Syngenta AG’s headquarters in Basel, Switzerland
© 2015 Bloomberg Finance LP.
Agriculture may be the world’s oldest industry, but at Syngenta, it is being reshaped by some of the most advanced technologies available today. As Chief Information and Digital Officer, Feroz Sheikh leads efforts to integrate data, artificial intelligence and digital platforms into how food is grown and how farmers make decisions.
“Syngenta is an agriculture inputs provider,” Sheikh explained. “We make the crop protection products that farmers use on their fields, and we develop seeds for crops like corn, soybeans and tomatoes.” Operating in more than 100 countries with roughly 60,000 employees, Syngenta Group reported approximately $28.5 billion in sales in 2025. This scale increases Syngenta’s global reach and influences highly localized farming realities.
For Sheikh, the role extends far beyond traditional IT. His remit spans everything from foundational infrastructure to cutting edge AI, with a strong emphasis on driving innovation that benefits both researchers and farmers. “A lot of my time goes into helping use data and technology in meaningful ways,” he said, “whether that is accelerating product development or helping farmers make better decisions in the field.”
Organizing for Interdisciplinary Innovation
A defining feature of Syngenta’s approach is how it organizes for innovation. Rather than isolating technical expertise, the company builds interdisciplinary teams that combine deep domain knowledge with advanced computational skills.
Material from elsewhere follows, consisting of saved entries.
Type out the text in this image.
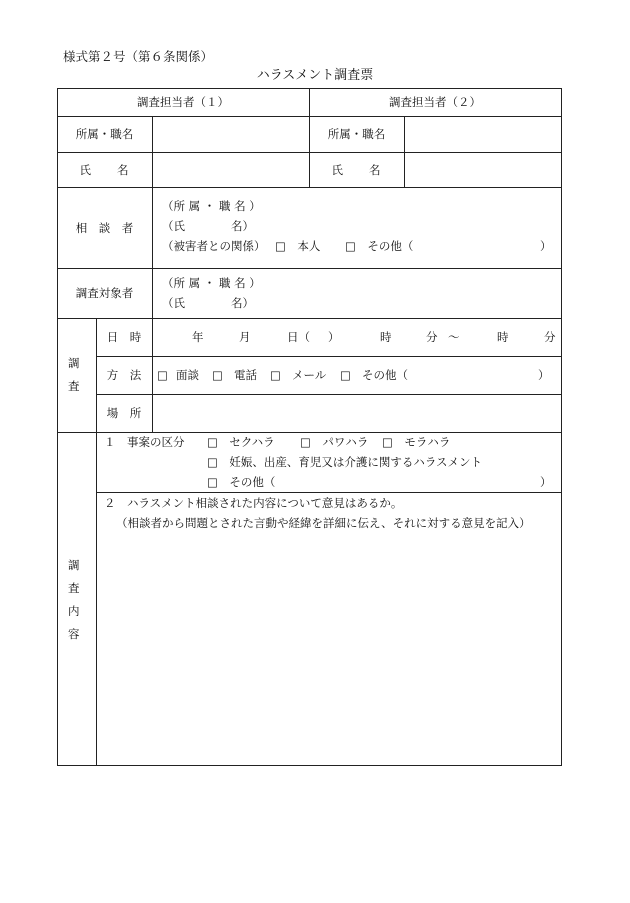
様式第２号（第６条関係）
ハラスメント調査票
調査担当者（１）	調査担当者（２）
所属・職名	所属・職名
氏　　名	氏　　名
相　談　者
（所 属 ・ 職 名 ）
（氏　　　　名）
（被害者との関係） □　本人 □　その他（	）
調査対象者
（所 属 ・ 職 名 ）
（氏　　　　名）
調
査
日　時	年	月	日（ ）	時	分 ～	時	分
方　法	□ 面談 □ 電話 □ メール □ その他（	）
場　所
調
査
内
容
１　事案の区分 □　セクハラ □　パワハラ □　モラハラ
□　妊娠、出産、育児又は介護に関するハラスメント
□　その他（	）
２　ハラスメント相談された内容について意見はあるか。
（相談者から問題とされた言動や経緯を詳細に伝え、それに対する意見を記入）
Sheikh points to computational agronomy as a core example, where data scientists and engineers work alongside soil experts and entomologists.
Syngenta Chief Information and Digital Officer Feroz Sheikh
Syngenta
“That intersection allows us to develop solutions that take data about the soil and feed it into models,” he noted. “From there, we can make recommendations on how farmers can improve outcomes.”
This blending of disciplines reflects a broader shift in how talent is evolving. Increasingly, success depends not just on technical proficiency, but on the ability to bridge domains. Syngenta is also investing in roles like knowledge managers, who ensure that AI systems are trained on accurate, current and relevant information. “It is about making sure the expertise behind these tools is consistent and usable,” Sheikh underscored.
The Digital Layer on a Physical Industry
Yet even as digital capabilities expand, agriculture remains fundamentally physical. Seeds must still be planted, crops must still be harvested and environmental conditions remain unpredictable. Sheikh describes modern agriculture as a kind of “jigsaw puzzle,” where advances in chemistry, genetics and machinery have laid the groundwork, but data and AI are emerging as the final piece.